Musk hatte Twitter-Nutzer zuvor in einer 24-stündigen Online-Umfrage abstimmen lassen, ob sie eine Rückkehr Trumps befürworten. Das Ergebnis fiel sehr knapp aus: Von den mehr als 15 Millionen Teilnehmern stimmten 51,8 Prozent für eine Freigabe, 48,2 Prozent stimmten dagegen. "Das Volk hat gesprochen. Trump wird wieder zugelassen", twitterte Musk am Samstag.
Wenige Minuten nach Musks Ankündigung war Trumps Profil im Internet zu sehen. Der letzte Eintrag stammte vom 8. Januar 2021. Trump war nach dem Sturm seiner Anhänger auf das Kapitol am 6. Januar 2021 von Twitter verbannt worden. Er hatte dort mehr als 88 Millionen Follower.
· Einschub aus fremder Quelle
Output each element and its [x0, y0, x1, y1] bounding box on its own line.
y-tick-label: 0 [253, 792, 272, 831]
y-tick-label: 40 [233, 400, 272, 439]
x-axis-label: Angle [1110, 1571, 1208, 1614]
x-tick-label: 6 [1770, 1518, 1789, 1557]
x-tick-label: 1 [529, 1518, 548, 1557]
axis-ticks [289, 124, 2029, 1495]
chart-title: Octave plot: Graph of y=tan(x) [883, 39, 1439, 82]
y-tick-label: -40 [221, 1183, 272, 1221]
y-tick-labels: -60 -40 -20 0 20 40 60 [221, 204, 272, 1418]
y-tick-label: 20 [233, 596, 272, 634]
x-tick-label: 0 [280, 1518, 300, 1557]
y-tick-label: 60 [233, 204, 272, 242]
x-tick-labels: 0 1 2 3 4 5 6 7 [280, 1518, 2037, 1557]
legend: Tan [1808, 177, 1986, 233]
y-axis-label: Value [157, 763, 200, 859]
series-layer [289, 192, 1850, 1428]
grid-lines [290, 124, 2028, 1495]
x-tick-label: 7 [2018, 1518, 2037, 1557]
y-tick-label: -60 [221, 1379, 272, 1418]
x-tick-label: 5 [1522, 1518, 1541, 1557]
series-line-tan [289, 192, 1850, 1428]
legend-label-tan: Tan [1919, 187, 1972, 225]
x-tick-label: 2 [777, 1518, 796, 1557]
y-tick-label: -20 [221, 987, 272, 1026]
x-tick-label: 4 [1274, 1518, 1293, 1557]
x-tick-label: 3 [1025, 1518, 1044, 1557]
Trump hatte zuvor erklärt, nicht auf die Plattform mit dem blauen Vogel zurückkehren zu wollen, sondern lieber bei dem von ihm selbst gegründeten Netzwerk Truth Social zu bleiben.
In einer Videoansprache am Samstag bei einer Versammlung in Las Vegas bekräftigte Trump dies erneut. Über Elon Musk sagte er: "Ich mag ihn (...), er ist ein Charakter und ich mag Charaktere." Die Umfrage sei beeindruckend, "aber ich habe (...) Truth Social." Auf die Frage, ob er zu Twitter zurückkehren würde, sagte Trump, er sehe keinen Grund dafür.
Einige seiner Verbündeten begrüßten die Freischaltung seines Profils. "Willkommen zurück, @realdonaldtrump!", twitterte etwa der Republikaner Paul Gosar am Samstag.
Zuvor hatte Musk verkündet, die Konten der Komikerin Kathy Griffin, des Psychologen Jordan Peterson und der konservativen Parodie-Seite "Babylon Bee" seien "wieder eingesetzt worden".
"The Babylon Bee" und Peterson waren im März beziehungsweise August wegen Verstößen gegen die Twitter-Richtlinien gesperrt worden - sie hatten sich über Transgender lustig gemacht. Griffin war erst kürzlich gesperrt worden, nachdem sie die neuen, gelockerten Twitter-Regeln genutzt hatte, um ihren Benutzernamen in "Elon Musk" zu ändern.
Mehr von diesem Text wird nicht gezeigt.